On further thought, I think you're barking up the wrong tree with that particular individual.
I would have in mind a certain loudmouthed bankruptcy tourist with a newspaper column and, until very very recently, a breakfast radio show.
Lol. Funny story here. I went to bed last...uhmm.. morning trying to think about who exactly you were talking about. As I tried to get to sleep, I thought for a while about other potential future "leaders" of this country, an image came to me for a former FG TD for Wexford who until recently owned a chain of bookies across the country but had recently been made bankrupt and was a known right-wing cretin for his appearances on Vincent Brown and his newspaper article.... I thought about this for a while, and then realized "Oh wait, hang on".
He would be a perfect candidate for this.

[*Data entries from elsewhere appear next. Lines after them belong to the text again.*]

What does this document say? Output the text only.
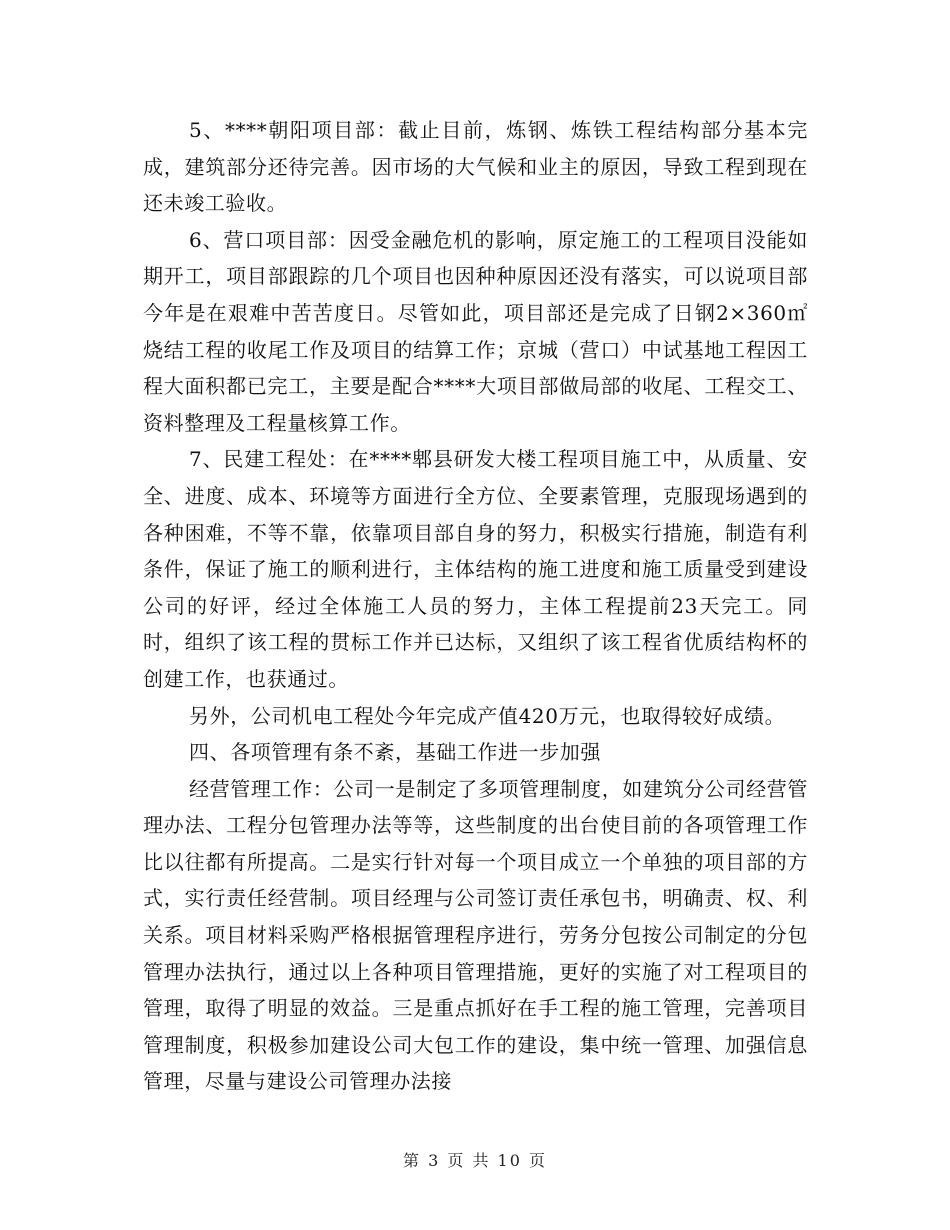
5、****朝阳项目部：截止目前，炼钢、炼铁工程结构部分基本完成，建筑部分还待完善。因市场的大气候和业主的原因，导致工程到现在还未竣工验收。

6、营口项目部：因受金融危机的影响，原定施工的工程项目没能如期开工，项目部跟踪的几个项目也因种种原因还没有落实，可以说项目部今年是在艰难中苦苦度日。尽管如此，项目部还是完成了日钢2×360㎡烧结工程的收尾工作及项目的结算工作；京城（营口）中试基地工程因工程大面积都已完工，主要是配合****大项目部做局部的收尾、工程交工、资料整理及工程量核算工作。

7、民建工程处：在****郫县研发大楼工程项目施工中，从质量、安全、进度、成本、环境等方面进行全方位、全要素管理，克服现场遇到的各种困难，不等不靠，依靠项目部自身的努力，积极实行措施，制造有利条件，保证了施工的顺利进行，主体结构的施工进度和施工质量受到建设公司的好评，经过全体施工人员的努力，主体工程提前23天完工。同时，组织了该工程的贯标工作并已达标，又组织了该工程省优质结构杯的创建工作，也获通过。

另外，公司机电工程处今年完成产值420万元，也取得较好成绩。

四、各项管理有条不紊，基础工作进一步加强

经营管理工作：公司一是制定了多项管理制度，如建筑分公司经营管理办法、工程分包管理办法等等，这些制度的出台使目前的各项管理工作比以往都有所提高。二是实行针对每一个项目成立一个单独的项目部的方式，实行责任经营制。项目经理与公司签订责任承包书，明确责、权、利关系。项目材料采购严格根据管理程序进行，劳务分包按公司制定的分包管理办法执行，通过以上各种项目管理措施，更好的实施了对工程项目的管理，取得了明显的效益。三是重点抓好在手工程的施工管理，完善项目管理制度，积极参加建设公司大包工作的建设，集中统一管理、加强信息管理，尽量与建设公司管理办法接

第 3 页 共 10 页
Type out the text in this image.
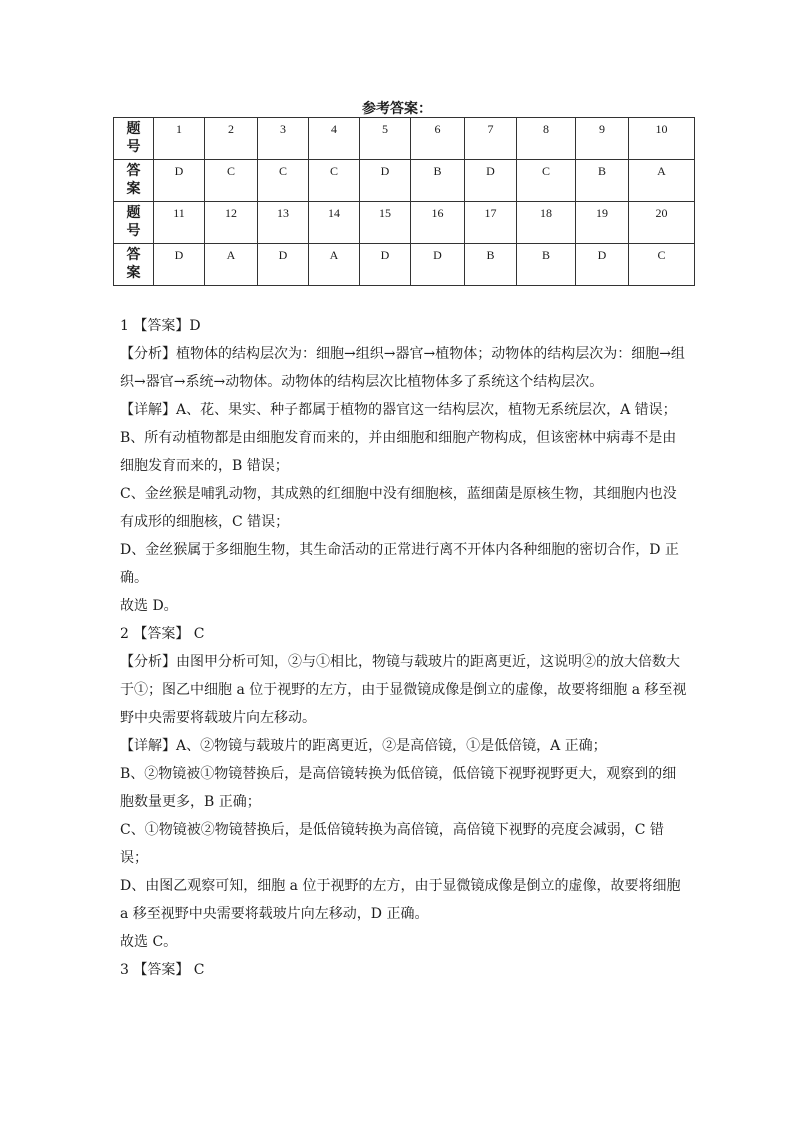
参考答案：
题
号	1	2	3	4	5	6	7	8	9	10

答
案	D	C	C	C	D	B	D	C	B	A

题
号	11	12	13	14	15	16	17	18	19	20

答
案	D	A	D	A	D	D	B	B	D	C

1 【答案】D

【分析】植物体的结构层次为：细胞→组织→器官→植物体；动物体的结构层次为：细胞→组织→器官→系统→动物体。动物体的结构层次比植物体多了系统这个结构层次。

【详解】A、花、果实、种子都属于植物的器官这一结构层次，植物无系统层次，A 错误；

B、所有动植物都是由细胞发育而来的，并由细胞和细胞产物构成，但该密林中病毒不是由细胞发育而来的，B 错误；

C、金丝猴是哺乳动物，其成熟的红细胞中没有细胞核，蓝细菌是原核生物，其细胞内也没有成形的细胞核，C 错误；

D、金丝猴属于多细胞生物，其生命活动的正常进行离不开体内各种细胞的密切合作，D 正确。

故选 D。

2 【答案】 C

【分析】由图甲分析可知，②与①相比，物镜与载玻片的距离更近，这说明②的放大倍数大于①；图乙中细胞 a 位于视野的左方，由于显微镜成像是倒立的虚像，故要将细胞 a 移至视野中央需要将载玻片向左移动。

【详解】A、②物镜与载玻片的距离更近，②是高倍镜，①是低倍镜，A 正确；

B、②物镜被①物镜替换后，是高倍镜转换为低倍镜，低倍镜下视野视野更大，观察到的细胞数量更多，B 正确；

C、①物镜被②物镜替换后，是低倍镜转换为高倍镜，高倍镜下视野的亮度会减弱，C 错误；

D、由图乙观察可知，细胞 a 位于视野的左方，由于显微镜成像是倒立的虚像，故要将细胞 a 移至视野中央需要将载玻片向左移动，D 正确。

故选 C。

3 【答案】 C
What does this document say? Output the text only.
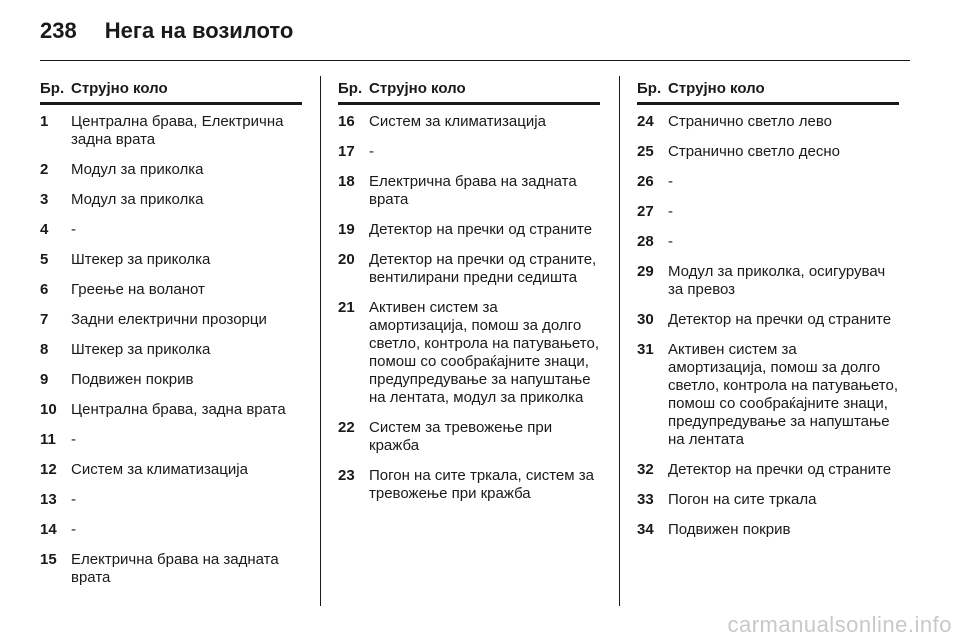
238 Нега на возилото
Бр. Струјно коло
1	Централна брава, Електрична задна врата
2	Модул за приколка
3	Модул за приколка
4	-
5	Штекер за приколка
6	Греење на воланот
7	Задни електрични прозорци
8	Штекер за приколка
9	Подвижен покрив
10 Централна брава, задна врата
11	-
12 Систем за климатизација
13 -
14 -
15 Електрична брава на задната врата
Бр. Струјно коло
16 Систем за климатизација
17 -
18 Електрична брава на задната врата
19 Детектор на пречки од страните
20 Детектор на пречки од страните, вентилирани предни седишта
21 Активен систем за амортизација, помош за долго светло, контрола на патувањето, помош со сообраќајните знаци, предупредување за напуштање на лентата, модул за приколка
22 Систем за тревожење при кражба
23 Погон на сите тркала, систем за тревожење при кражба
Бр. Струјно коло
24 Странично светло лево
25 Странично светло десно
26 -
27 -
28 -
29 Модул за приколка, осигурувач за превоз
30 Детектор на пречки од страните
31 Активен систем за амортизација, помош за долго светло, контрола на патувањето, помош со сообраќајните знаци, предупредување за напуштање на лентата
32 Детектор на пречки од страните
33 Погон на сите тркала
34 Подвижен покрив
carmanualsonline.info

Clann na Poblachta had a substantial fascist faction? That's interesting. My (admittedly rather uninformed) understanding was that it was something like today's Sinn Féin in its espousal of left-wing nationalism.
Elements of it were, yes. The thing to note about CnP was that it essentially attracted all the republican and nationalist elements who were, for various reasons, annoyed at De Valera and FF. So it could include Noel Browne (whose time as minister for health showed that he was an obvious socialist on many issues) but also many former members of
Ailtiri na hAiserighe. The party though remained somewhat conservative though reformist as a whole, very much in the FF mode, as was shown when McBride pushed Browne off a cliff during the mother and child debacle.
More seriously, I wouldn't equate "rural" with "gombeen".
I wasn't. Only to say that it would increasing represent interests that are somewhat divorced from those of other parts of the country. I wouldn't say gombeenism doesn't exist in the Capital, but it comes in a different flavour.